GUS

Stolz und Ferne

Die Mehrheit der Juden, die heute in Russland und der Ukraine leben, sind stolz auf ihre jüdische Identität und zeigen dies auch öffentlich. Ihre Bindungen an Israel, Zionismus und Religion hingegen sind schwach. Dies ergab eine Pilotstudie des von Rabbiner Adin Steinsaltz geleiteten Instituts für Jüdische Studien in der GUS (Institute for Jewish Studies in the CIS), deren Ergebnisse Ende Dezember in Jerusalem vorgestellt wurden. Die Untersuchung war von der Jewish Federation of New York finanziert worden und basierte auf einer Umfrage unter rund 800 Männern und Frauen.
Nach der großen Auswanderungswelle in den 90er-Jahren leben heute noch schätzungsweise 230.000 halachische Juden in Russland und 104.000 in der Ukraine. Wird »jüdisch« im Sinne des israelischen Rückkehrgesetzes definiert – die betreffende Person muss mindestens einen jüdischen Großelternteil haben –, dann steigen die Zahlen um ein Vielfaches. Von den befragten Personen wird denn auch eine großzügige Auslegung der Zugehörigkeitskriterien favorisiert. Nur etwa 13 Prozent wollen »Jüdisch sein« an halachischen Kriterien festmachen. 33 Prozent der Befragten sind der Meinung, jede Person, die sich individuell als »jüdisch« betrachte, sei auch tatsächlich jüdisch. Nur 16 Prozent assoziieren »Jüdisch sein« mit einem traditionell-religiösen Lebensstil.
Sehr ambivalent äußerten sich die Befragten in Bezug auf Assimilation und ethnische Abgrenzung. 61 Prozent halten es für »überlebenswichtig«, einer fortschreitenden Assimilation in die Mehrheitsgesellschaft entgegenzuwirken. Doch viele, die sich so äußerten, sind selbst mit einem nichtjüdischen Ehepartner verheiratet. Weitaus klarer waren die Positionen der Befragten in Bezug auf ethni- sches Selbstbewusstsein und die Erinnerung an den Holocaust. 70 Prozent der Befragten halten es für wichtig, die Erinnerung an die Schoa wachzuhalten. 75 Pro-zent erklärten, dass sie stolz auf ihre jüdische Abstammung seien.
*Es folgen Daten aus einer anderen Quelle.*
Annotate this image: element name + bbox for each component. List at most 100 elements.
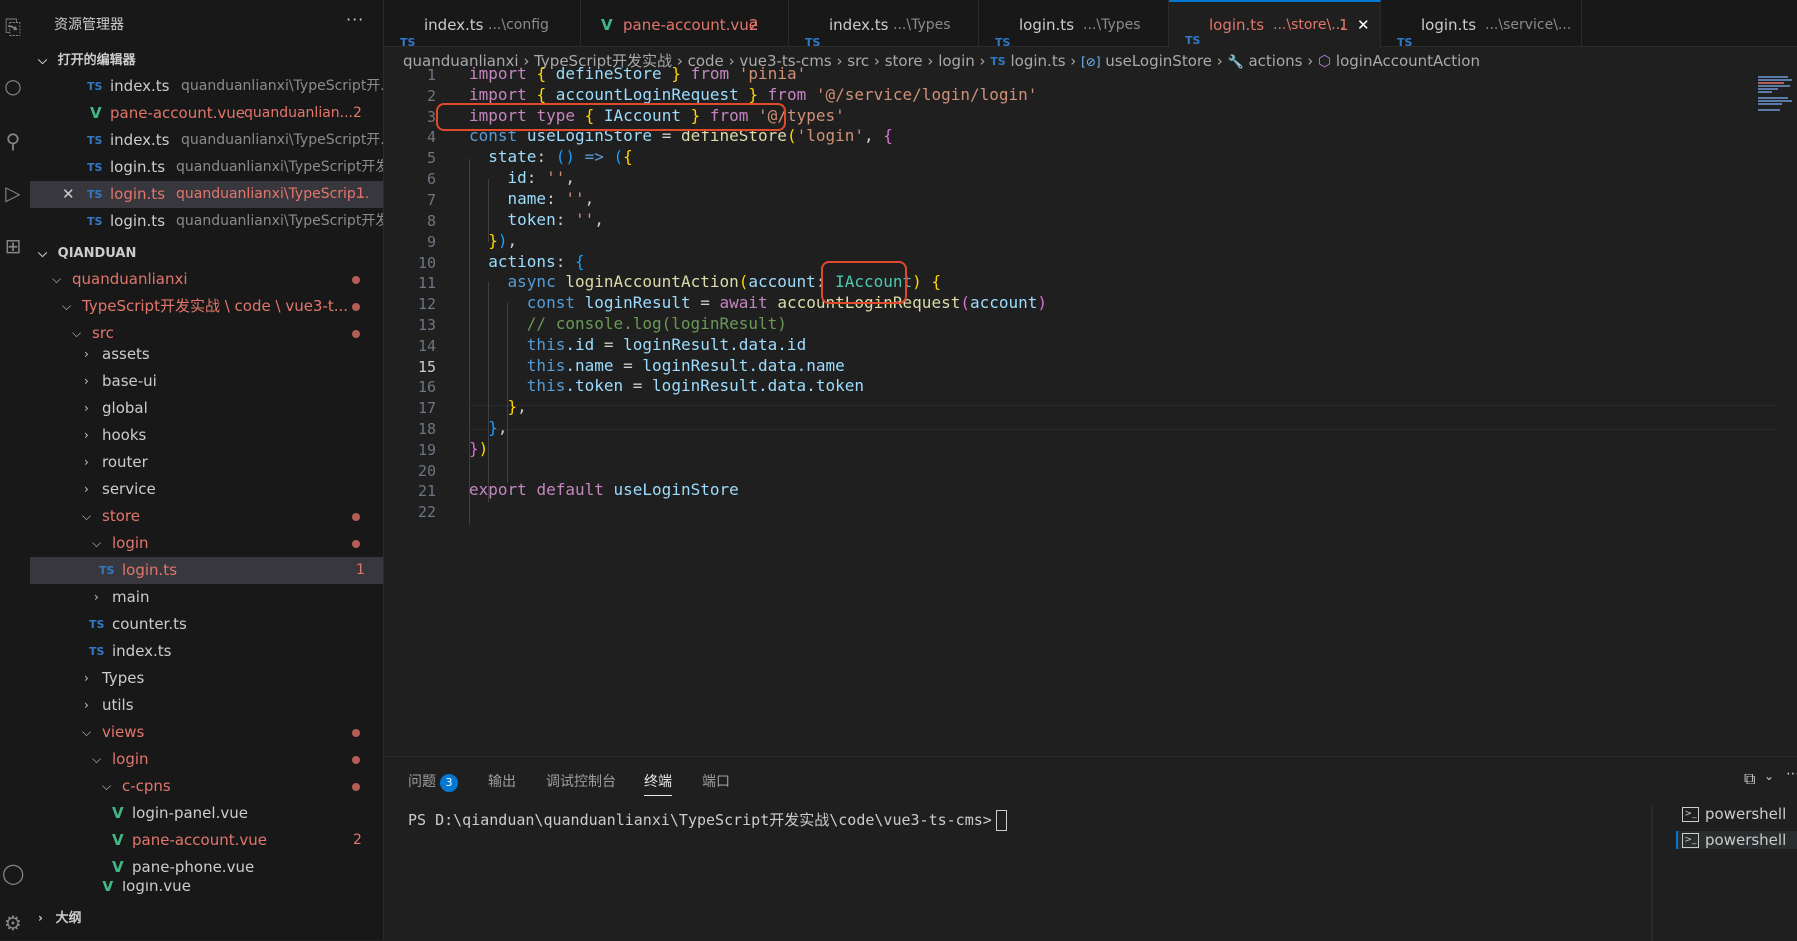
tree-folder[interactable]: › base-ui [30, 368, 383, 395]
typescript-file-icon: TS [87, 80, 103, 93]
tab-login-types[interactable]: TS login.ts ...\Types [979, 0, 1169, 46]
typescript-file-icon: TS [400, 36, 416, 46]
code-line-1: import { defineStore } from 'pinia' [469, 64, 807, 83]
chevron-right-icon: › [84, 374, 89, 388]
file-name: index.ts [110, 131, 170, 149]
tree-folder[interactable]: ⌵ store [30, 503, 383, 530]
file-name: login.ts [122, 561, 178, 579]
tab-ports[interactable]: 端口 [702, 771, 730, 791]
tree-folder[interactable]: › utils [30, 692, 383, 719]
line-number: 11 [417, 274, 436, 292]
folder-name: TypeScript开发实战 \ code \ vue3-t... [82, 297, 349, 315]
terminal-output[interactable]: PS D:\qianduan\quanduanlianxi\TypeScript… [408, 809, 1007, 831]
tree-folder[interactable]: › service [30, 476, 383, 503]
tree-file[interactable]: TS index.ts [30, 638, 383, 665]
terminal-instance-active[interactable]: >_ powershell [1676, 831, 1797, 849]
split-terminal-icon[interactable]: ⧉ [1744, 769, 1755, 789]
vue-file-icon: V [112, 858, 124, 876]
open-editor-item[interactable]: V pane-account.vue quanduanlian... 2 [30, 100, 383, 127]
terminal-instance[interactable]: >_ powershell [1682, 805, 1786, 823]
more-actions-icon[interactable]: ··· [346, 10, 364, 29]
highlight-box-iaccount-param [821, 261, 907, 304]
tab-debug-console[interactable]: 调试控制台 [546, 771, 616, 791]
tree-folder[interactable]: › main [30, 584, 383, 611]
file-name: counter.ts [112, 615, 187, 633]
code-editor[interactable]: 1 2 3 4 5 6 7 8 9 10 11 12 13 14 15 16 1… [384, 64, 1797, 756]
tree-folder[interactable]: ⌵ quanduanlianxi [30, 266, 383, 293]
chevron-down-icon[interactable]: ⌄ [1764, 769, 1774, 783]
extensions-icon[interactable]: ⊞ [2, 235, 24, 257]
explorer-icon[interactable]: ⎘ [2, 16, 24, 38]
explorer-title: 资源管理器 [54, 17, 124, 33]
tree-file[interactable]: V pane-account.vue 2 [30, 827, 383, 854]
minimap-line [1758, 103, 1782, 105]
settings-gear-icon[interactable]: ⚙ [2, 912, 24, 934]
problem-count-badge: 2 [353, 105, 362, 121]
tree-file[interactable]: V pane-phone.vue [30, 854, 383, 881]
tab-pane-account[interactable]: V pane-account.vue 2 [581, 0, 789, 46]
tree-file-active[interactable]: TS login.ts 1 [30, 557, 383, 584]
tab-index-types[interactable]: TS index.ts ...\Types [789, 0, 979, 46]
tree-folder[interactable]: › router [30, 449, 383, 476]
tree-folder[interactable]: ⌵ c-cpns [30, 773, 383, 800]
tree-file[interactable]: TS counter.ts [30, 611, 383, 638]
breadcrumb-item[interactable]: store [885, 52, 923, 70]
search-icon[interactable]: ○ [2, 75, 24, 97]
line-number: 12 [417, 295, 436, 313]
breadcrumb-item[interactable]: login [938, 52, 975, 70]
chevron-down-icon: ⌵ [38, 246, 48, 260]
tab-terminal[interactable]: 终端 [644, 771, 672, 796]
file-name: pane-account.vue [132, 831, 267, 849]
tree-folder[interactable]: › assets [30, 341, 383, 368]
breadcrumb-item[interactable]: login.ts [1011, 52, 1066, 70]
tab-index-config[interactable]: TS index.ts ...\config [384, 0, 581, 46]
account-icon[interactable]: ◯ [2, 862, 24, 884]
close-icon[interactable]: ✕ [62, 181, 75, 208]
run-debug-icon[interactable]: ▷ [2, 182, 24, 204]
tree-folder[interactable]: › Types [30, 665, 383, 692]
outline-section[interactable]: › 大纲 [38, 906, 82, 930]
tab-login-store-active[interactable]: TS login.ts ...\store\... 1 ✕ [1169, 0, 1381, 48]
folder-name: router [102, 453, 148, 471]
more-actions-icon[interactable]: ⋯ [1786, 766, 1797, 782]
typescript-file-icon: TS [87, 134, 103, 147]
open-editor-item[interactable]: TS index.ts quanduanlianxi\TypeScript开..… [30, 127, 383, 154]
highlight-box-import-type [436, 103, 786, 131]
chevron-down-icon: ⌵ [92, 752, 102, 766]
breadcrumb-item[interactable]: useLoginStore [1105, 52, 1212, 70]
workspace-title: QIANDUAN [57, 246, 137, 261]
breadcrumb-item[interactable]: src [847, 52, 869, 70]
tree-folder[interactable]: › global [30, 395, 383, 422]
tree-folder[interactable]: ⌵ TypeScript开发实战 \ code \ vue3-t... [30, 293, 383, 320]
close-tab-icon[interactable]: ✕ [1357, 2, 1370, 48]
tree-folder[interactable]: ⌵ login [30, 530, 383, 557]
tree-file[interactable]: V login.vue [30, 881, 383, 897]
tree-folder[interactable]: ⌵ views [30, 719, 383, 746]
tree-folder[interactable]: ⌵ login [30, 746, 383, 773]
open-editors-section[interactable]: ⌵ 打开的编辑器 [38, 48, 136, 72]
chevron-right-icon: › [38, 911, 43, 925]
tab-output[interactable]: 输出 [488, 771, 516, 791]
source-control-icon[interactable]: ⚲ [2, 130, 24, 152]
tab-login-service[interactable]: TS login.ts ...\service\... [1381, 0, 1582, 46]
terminal-list-divider [1651, 805, 1653, 941]
open-editor-item-active[interactable]: ✕ TS login.ts quanduanlianxi\TypeScrip..… [30, 181, 383, 208]
open-editor-item[interactable]: TS login.ts quanduanlianxi\TypeScript开发.… [30, 154, 383, 181]
open-editor-item[interactable]: TS login.ts quanduanlianxi\TypeScript开发.… [30, 208, 383, 235]
minimap[interactable] [1758, 76, 1794, 116]
tree-file[interactable]: V login-panel.vue [30, 800, 383, 827]
file-name: login-panel.vue [132, 804, 248, 822]
folder-name: main [112, 588, 150, 606]
minimap-line [1758, 97, 1788, 99]
chevron-right-icon: › [84, 347, 89, 361]
tree-folder[interactable]: › hooks [30, 422, 383, 449]
line-number: 2 [426, 87, 436, 105]
line-number: 1 [426, 66, 436, 84]
workspace-section[interactable]: ⌵ QIANDUAN [38, 241, 136, 265]
tab-name: index.ts [424, 16, 484, 34]
breadcrumb-item[interactable]: actions [1248, 52, 1302, 70]
open-editor-item[interactable]: TS index.ts quanduanlianxi\TypeScript开..… [30, 73, 383, 100]
minimap-line [1758, 76, 1788, 78]
breadcrumb-item[interactable]: loginAccountAction [1336, 52, 1480, 70]
tab-problems[interactable]: 问题 3 [408, 771, 458, 792]
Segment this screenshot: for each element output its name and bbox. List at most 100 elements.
Besonders ausgeprägt war dieser Stolz unter jungen Leuten unter 30.
Relativ gering fiel das Interesse an Israel aus. Nur neun Prozent der Befragten messen dem Zionismus auch heute noch eine wichtige Funktion bei, für 42 Prozent der Befragten ist er bedeutungslos.
Die Ergebnisse zeigen ein durchaus ähnliches Bild wie vorherige Studien in den UdSSR-Nachfolgestaaten: Auch knapp 20 Jahre nach dem Zusammenbruch des Kommunismus ist das Interesse an jüdischer religiöser Praxis und der Wiederaneignung jüdischer Traditionen eher die Ausnahme.
Larissa Remennick von der Bar-Ilan-Universität Tel Aviv, Autorin der internationalen Studie »Russian Jews on Three Continents: Identity, Integration and Conflict«, sieht die distanzierte Haltung gegenüber Religion und Tradition im Kontext genereller multiethnischer Ausdifferenzierungsprozesse. »Sich in der GUS jüdisch zu fühlen, das wird heute mit einem ausgeprägten ethnischen Stolz verbunden – aber kaum mit religiöser Observanz. Unter Russen, Ukrainern, Georgiern oder Armeniern können wir ähnliche Tendenzen ethnischen Selbstbewusstseins beobachten.« Remennick registriert allerdings auch, dass unter den jüngeren russischen und ukrainischen Juden die Beschäftigung mit der Schoa schwächer wird – »was für die Identität ihrer Eltern und Großeltern aber noch von eminenter Bedeutung war«.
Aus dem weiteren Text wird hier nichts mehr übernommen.